En 1912, lorsque Adler et Stekel se sont officiellement retirés et que Jung était en voie de parcourir le même chemin, Jones organisa un comité secret de collègues de confiance vis à vis de leur adhésion à Freud et aux principes majeurs de la psychanalyse. A l'origine, ce comité comprenait Jones en qualité de Président, Ferenczi, Rank, Sachs et Abraham. Eitingles le rejoignit en 1919. Chaque membre du comité s'engagea à ne pas s'opposer en public aux principes fondamentaux de la théorie psychanalytique, avant d'en avoir discuté de ses points de vue avec les autres. Ainsi, cela signifierait des moyens de sauvegarde bien plus acceptables que Ferenczi avait préconisé au congrès de Nuremberg. Ils seraient limités à la « vieille garde » représentée par le comité et seraient tributaires d'eux-mêmes, plutôt que du Président de l'API. Puisque en 1912, lors de la présidence sous Jung, dont la rupture vis à vis de la psychanalyse était déjà prévisible, un fossé s'était clairement développé entre le comité secret et les activités officielles de l'API. Jones nous a précisé que le comité a fonctionné de manière satisfaisante pendant dix ans. Son importance se situait non seulement dans l'unité qu'elle a engendré pendant cette période, mais aussi, comme l'on pourrait le supposer, pour avoir créé une tradition de ce que l'on pourrait nommer d'oligarchie (ou devrions-nous dire de méritocratie ?) au sein de l'API.

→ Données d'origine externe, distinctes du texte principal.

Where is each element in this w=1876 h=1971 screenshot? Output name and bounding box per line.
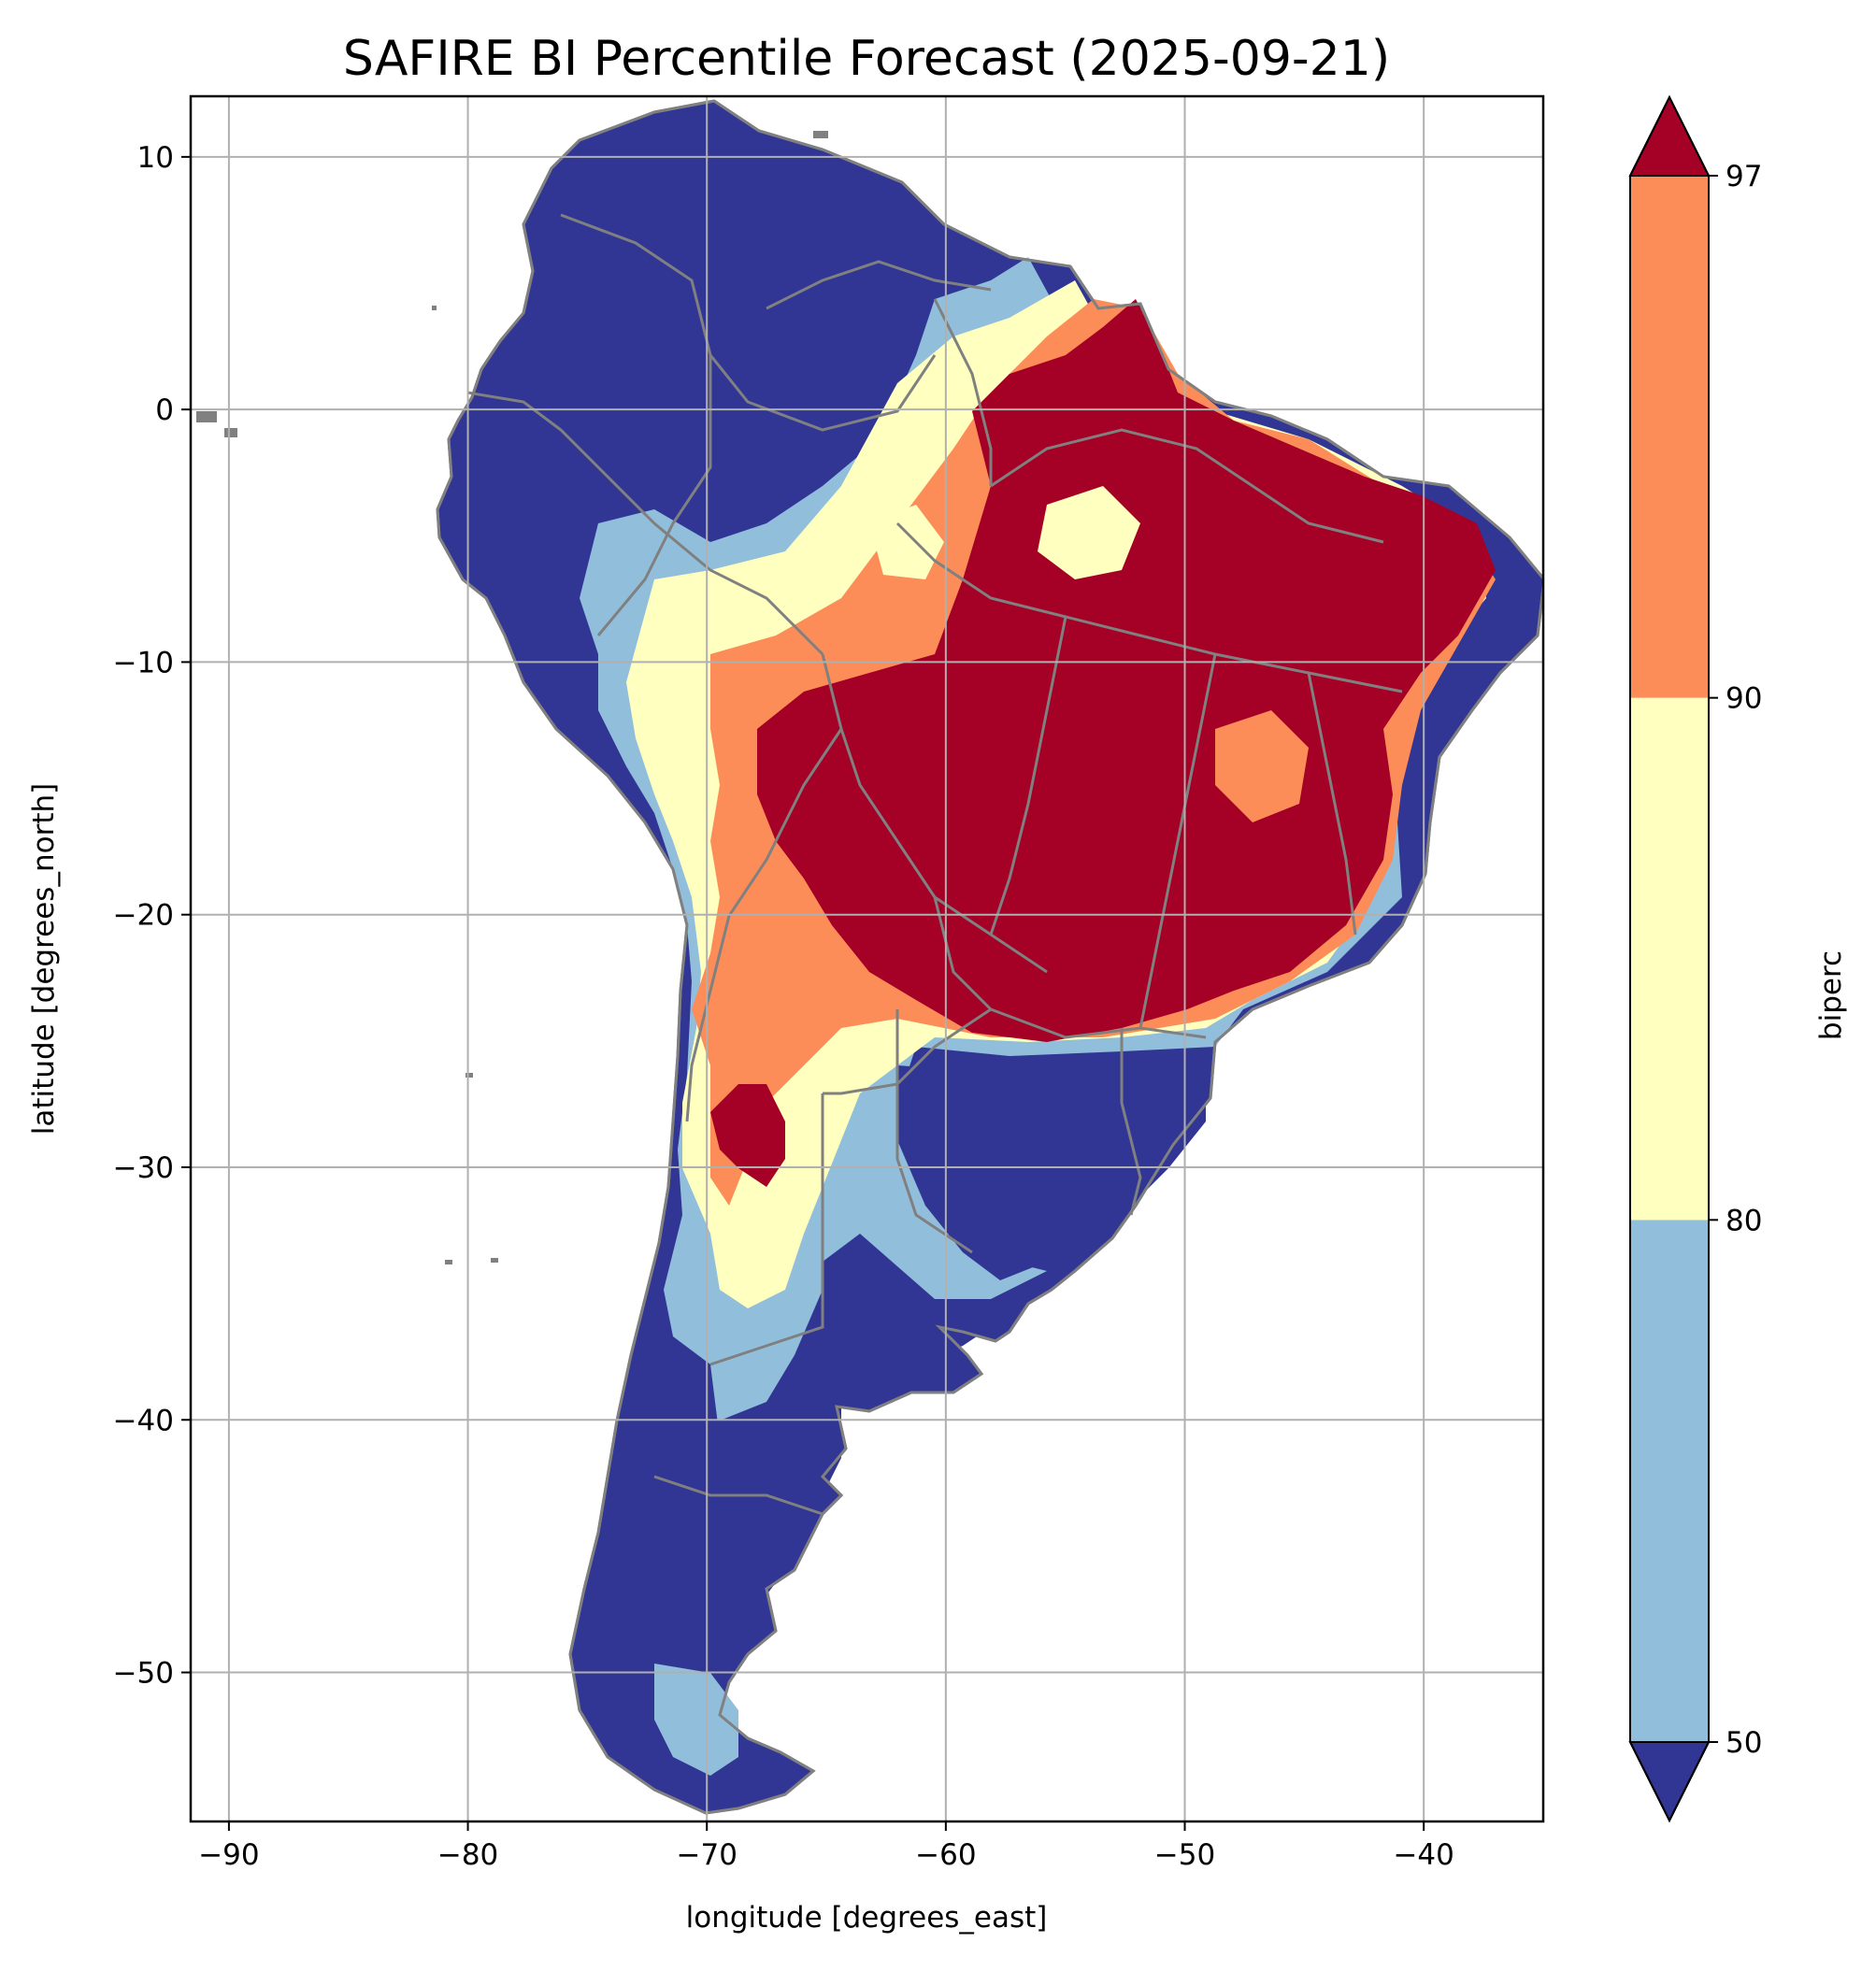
country-boundaries [436,99,1543,1815]
map-grid [191,96,1543,1821]
colorbar: 50 80 90 97 [1628,94,1762,1823]
colorbar-band [1630,1220,1709,1742]
island-marker-4 [491,1258,498,1263]
y-axis-label: latitude [degrees_north] [27,783,61,1135]
y-tick-label: 10 [137,141,174,175]
x-axis-ticks: −90 −80 −70 −60 −50 −40 [198,1821,1454,1872]
y-axis-ticks: 10 0 −10 −20 −30 −40 −50 [113,141,191,1691]
y-tick-label: −50 [113,1657,174,1691]
island-marker-3 [445,1260,452,1264]
region-above-97 [757,299,1496,1042]
map-frame [189,94,1545,1823]
offshore-islands [196,131,828,1264]
x-tick-label: −40 [1393,1838,1454,1872]
y-tick-label: −20 [113,899,174,933]
region-below-50-south [897,1065,1206,1280]
region-80-90-pocket [1038,486,1140,579]
x-tick-label: −60 [915,1838,976,1872]
galapagos-islands-2 [224,428,237,437]
x-axis-label: longitude [degrees_east] [686,1901,1048,1935]
colorbar-band [1630,697,1709,1221]
colorbar-tick-label: 50 [1726,1726,1762,1760]
colorbar-extend-top [1628,94,1711,177]
colorbar-tick-label: 97 [1726,160,1762,193]
y-tick-label: −40 [113,1404,174,1437]
biperc-regions [580,257,1496,1776]
caribbean-islands [813,131,828,138]
island-marker-2 [465,1073,473,1078]
galapagos-islands [196,411,217,422]
x-tick-label: −70 [677,1838,738,1872]
region-above-97-south [710,1084,785,1187]
region-90-97-pocket [1215,710,1309,822]
region-below-50-patagonia [617,1290,991,1748]
region-80-90-pocket-2 [869,505,944,579]
island-marker [432,306,437,310]
colorbar-band [1630,176,1709,698]
y-tick-label: −10 [113,646,174,679]
y-tick-label: −30 [113,1151,174,1185]
x-tick-label: −80 [437,1838,498,1872]
region-50-80-tierra [654,1664,738,1776]
colorbar-extend-bottom [1628,1741,1711,1823]
colorbar-tick-label: 90 [1726,682,1762,716]
colorbar-label: biperc [1814,950,1848,1040]
map-axes: −90 −80 −70 −60 −50 −40 10 0 −10 −20 −30 −40 −50 [113,94,1545,1872]
y-tick-label: 0 [155,393,174,427]
chart-title: SAFIRE BI Percentile Forecast (2025-09-2… [343,31,1390,87]
x-tick-label: −90 [198,1838,259,1872]
colorbar-tick-label: 80 [1726,1204,1762,1237]
x-tick-label: −50 [1154,1838,1215,1872]
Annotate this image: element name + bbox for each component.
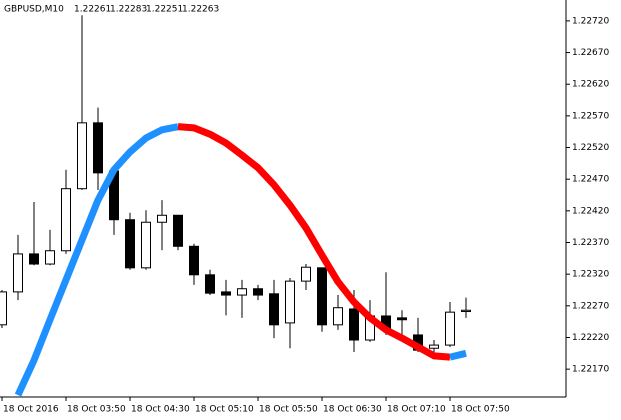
y-tick-label: 1.22620 bbox=[572, 80, 609, 90]
candle-body bbox=[333, 307, 343, 326]
candle-body bbox=[189, 245, 199, 276]
candle-body bbox=[237, 288, 247, 296]
candle-body bbox=[429, 344, 439, 349]
candle-body bbox=[349, 308, 359, 341]
header-value: 1.22261 bbox=[74, 5, 111, 15]
candle-body bbox=[269, 293, 279, 326]
candle-body bbox=[205, 274, 215, 294]
x-tick-label: 18 Oct 05:50 bbox=[259, 405, 318, 415]
x-tick-label: 18 Oct 07:10 bbox=[387, 405, 446, 415]
candle-body bbox=[45, 250, 55, 265]
y-tick-label: 1.22670 bbox=[572, 48, 609, 58]
candle-body bbox=[29, 253, 39, 265]
candle-body bbox=[61, 188, 71, 252]
candle-body bbox=[13, 253, 23, 293]
y-tick-label: 1.22520 bbox=[572, 143, 609, 153]
symbol: GBPUSD,M10 bbox=[4, 5, 64, 15]
header-value: 1.22283 bbox=[110, 5, 147, 15]
x-tick-label: 18 Oct 05:10 bbox=[195, 405, 254, 415]
y-tick-label: 1.22470 bbox=[572, 175, 609, 185]
header-value: 1.22251 bbox=[146, 5, 183, 15]
header-value: 1.22263 bbox=[182, 5, 219, 15]
candle-body bbox=[445, 311, 455, 346]
candle-body bbox=[221, 291, 231, 296]
x-tick-label: 18 Oct 03:50 bbox=[67, 405, 126, 415]
y-tick-label: 1.22570 bbox=[572, 111, 609, 121]
candle-body bbox=[301, 266, 311, 282]
y-tick-label: 1.22320 bbox=[572, 270, 609, 280]
y-tick-label: 1.22270 bbox=[572, 301, 609, 311]
x-tick-label: 18 Oct 07:50 bbox=[451, 405, 510, 415]
candle-body bbox=[77, 122, 87, 190]
candle-body bbox=[461, 309, 471, 313]
candle-body bbox=[0, 291, 7, 326]
candle-body bbox=[173, 214, 183, 247]
candle-body bbox=[125, 219, 135, 269]
candle-body bbox=[93, 122, 103, 174]
y-tick-label: 1.22420 bbox=[572, 206, 609, 216]
candle-body bbox=[317, 267, 327, 326]
y-tick-label: 1.22370 bbox=[572, 238, 609, 248]
candle-body bbox=[253, 288, 263, 296]
x-tick-label: 18 Oct 2016 bbox=[3, 405, 59, 415]
ma-line bbox=[14, 123, 179, 397]
x-tick-label: 18 Oct 04:30 bbox=[131, 405, 190, 415]
candle-body bbox=[285, 280, 295, 324]
ma-line bbox=[449, 349, 467, 361]
candle-body bbox=[157, 214, 167, 223]
ma-line bbox=[177, 123, 451, 361]
y-tick-label: 1.22170 bbox=[572, 365, 609, 375]
y-tick-label: 1.22220 bbox=[572, 333, 609, 343]
y-tick-label: 1.22720 bbox=[572, 16, 609, 26]
candle-body bbox=[141, 221, 151, 269]
candle-body bbox=[397, 317, 407, 321]
x-tick-label: 18 Oct 06:30 bbox=[323, 405, 382, 415]
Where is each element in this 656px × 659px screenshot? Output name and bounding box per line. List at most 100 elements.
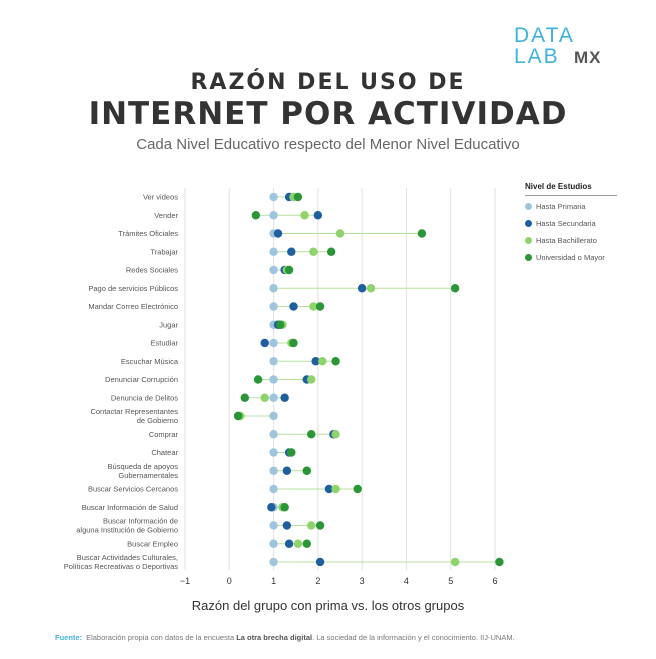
data-point	[260, 393, 269, 402]
data-point	[269, 302, 278, 311]
data-point	[273, 229, 283, 238]
legend-dot-icon	[525, 237, 532, 244]
legend-title: Nivel de Estudios	[525, 182, 592, 191]
logo-line-1: DATA	[514, 24, 575, 47]
legend-dot-icon	[525, 203, 532, 210]
chart-title-line-2: INTERNET POR ACTIVIDAD	[88, 96, 568, 132]
data-point	[324, 484, 334, 494]
category-label: Buscar Empleo	[127, 539, 178, 548]
legend-item-secundaria: Hasta Secundaria	[525, 219, 626, 228]
legend: Nivel de Estudios Hasta Primaria Hasta S…	[525, 182, 645, 270]
x-tick-label: 5	[448, 576, 453, 586]
data-point	[269, 211, 278, 220]
legend-divider	[525, 195, 617, 196]
data-point	[269, 192, 278, 202]
category-label: Mandar Correo Electrónico	[88, 302, 178, 311]
data-point	[280, 503, 289, 512]
data-point	[309, 302, 318, 311]
data-point	[269, 357, 278, 366]
data-point	[315, 521, 325, 530]
data-point	[293, 539, 303, 548]
data-point	[253, 375, 263, 384]
footer-survey-name: La otra brecha digital	[236, 633, 313, 642]
data-point	[267, 503, 276, 512]
data-point	[450, 557, 460, 567]
category-label: Buscar Información de	[103, 517, 178, 526]
legend-item-universidad: Universidad o Mayor	[525, 253, 626, 262]
data-point	[293, 192, 303, 202]
category-label: Buscar Servicios Cercanos	[88, 485, 178, 494]
source-footer: Fuente: Elaboración propia con datos de l…	[55, 633, 515, 642]
data-point	[269, 521, 278, 530]
data-point	[251, 211, 261, 220]
category-label: Contactar Representantes	[90, 407, 178, 416]
category-label: Estudiar	[150, 339, 178, 348]
legend-label: Hasta Primaria	[536, 202, 586, 211]
data-point	[269, 247, 278, 256]
data-point	[331, 430, 340, 439]
data-point	[269, 430, 278, 439]
data-point	[326, 247, 336, 256]
footer-text-after: . La sociedad de la información y el con…	[312, 633, 515, 642]
data-point	[269, 375, 278, 384]
category-label: alguna Institución de Gobierno	[76, 526, 178, 535]
category-label: Trámites Oficiales	[118, 229, 178, 238]
data-point	[450, 284, 460, 293]
data-point	[269, 539, 278, 548]
legend-label: Hasta Secundaria	[536, 219, 596, 228]
x-tick-label: 2	[315, 576, 320, 586]
category-label: Comprar	[149, 430, 179, 439]
data-point	[357, 284, 367, 293]
logo-line-3: MX	[574, 48, 602, 67]
legend-item-primaria: Hasta Primaria	[525, 202, 626, 211]
data-point	[269, 448, 278, 457]
legend-label: Hasta Bachillerato	[536, 236, 597, 245]
data-point	[276, 320, 285, 329]
logo-line-2: LAB	[514, 45, 560, 68]
data-point	[335, 229, 345, 238]
category-label: Denuncia de Delitos	[111, 393, 178, 402]
category-label: Trabajar	[150, 247, 178, 256]
data-point	[269, 284, 278, 293]
data-point	[307, 430, 316, 439]
category-label: Denunciar Corrupción	[105, 375, 178, 384]
data-point	[284, 539, 294, 548]
x-tick-label: 3	[360, 576, 365, 586]
x-tick-label: 0	[227, 576, 232, 586]
x-axis-label: Razón del grupo con prima vs. los otros …	[191, 598, 465, 613]
category-label: Chatear	[151, 448, 178, 457]
data-point	[315, 302, 325, 311]
data-point	[269, 265, 278, 275]
data-point	[240, 393, 249, 402]
data-point	[284, 265, 294, 275]
data-point	[309, 247, 318, 256]
data-point	[307, 375, 316, 384]
category-label: Jugar	[159, 320, 178, 329]
data-point	[495, 557, 504, 567]
footer-source-label: Fuente:	[55, 633, 83, 642]
data-point	[366, 284, 376, 293]
x-tick-label: 6	[492, 576, 497, 586]
category-label: Ver videos	[143, 193, 178, 202]
chart-title-line-1: RAZÓN DEL USO DE	[190, 70, 466, 95]
data-point	[307, 521, 316, 530]
data-point	[331, 357, 340, 366]
category-label: de Gobierno	[137, 416, 178, 425]
x-tick-label: −1	[180, 576, 190, 586]
data-point	[269, 411, 278, 421]
footer-text-before: Elaboración propia con datos de la encue…	[86, 633, 235, 642]
data-point	[315, 557, 325, 567]
data-point	[318, 357, 327, 366]
category-label: Buscar Información de Salud	[82, 503, 178, 512]
data-point	[282, 466, 292, 475]
data-point	[313, 211, 323, 220]
legend-dot-icon	[525, 220, 532, 227]
data-point	[287, 247, 296, 256]
data-point	[260, 338, 269, 348]
data-point	[302, 466, 311, 475]
data-point	[417, 229, 427, 238]
datalab-logo: DATA LAB MX	[514, 24, 614, 68]
data-point	[289, 302, 298, 311]
data-point	[282, 521, 292, 530]
data-point	[269, 557, 278, 567]
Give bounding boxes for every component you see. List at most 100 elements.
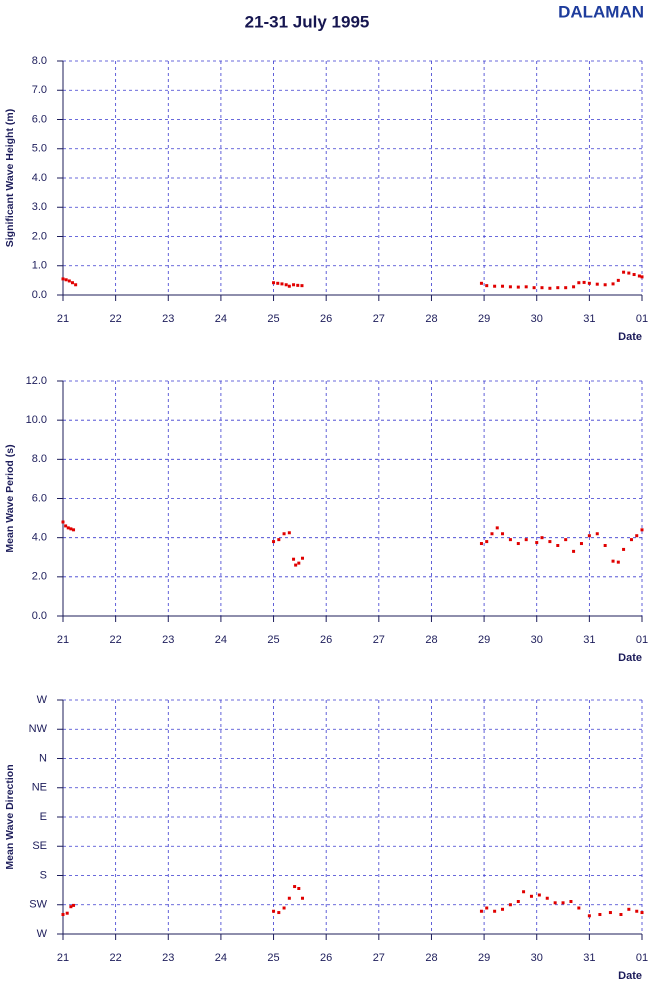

Pendant une période de plusieurs années dans les années 1920, de grandes difficultés se sont développées dans la relation entre Rank et les autres membres du comité. Il quitta le comité et sa place revint à Anna Freud en 1925. Cependant, le comité fut finalement dissout en 1927.


Après la guerre, en 1920, un Congrès eut lieu à La Hague. celui-ci fut plus international que celui de Budapest en 1918 et il réunit de nouveau des collègues qui avaient été séparés par force pendant la guerre. 62 membres y étaient réunis. Les sociétés britannique et suisse furent admises formellement et Jones fut élu Président.


La Internationaler Psychoanalytischer Verlag, une maison d'édition indépendante, avait été fondée par Freud en janvier 1919, avec, pour objectif, l'indépendance dans le cadre de la publication psychanalytique : des financements considérables avaient été promis par von Freund de Budapest, mais il décéda en janvier 1920. Des difficultés insurmontables ont survenu et les sommes promises n'ont jamais été disponibles. Rank a travaillé avec acharnement pour le Verlag, et Jones était lui-même très actif, particulièrement dans le domaine de la publication, en Angleterre. Eventuellement, il mit en place la Bibliothèque Internationale de Psychanalyse et fut le fondateur du périodique international de psychanalyse : le International Journal of Psycho-Analysis, dont le premier numéro apparu en 1920.


Le septième congrès eut lieu à Berlin en 1922 et la décision d'organiser un congrès tous les deux ans fut prise. Jones fut de nouveau élu Président, et Abraham Secrétaire - une évolution depuis le précédent dont la règle était d'élire un Secrétaire de la même société que le Président.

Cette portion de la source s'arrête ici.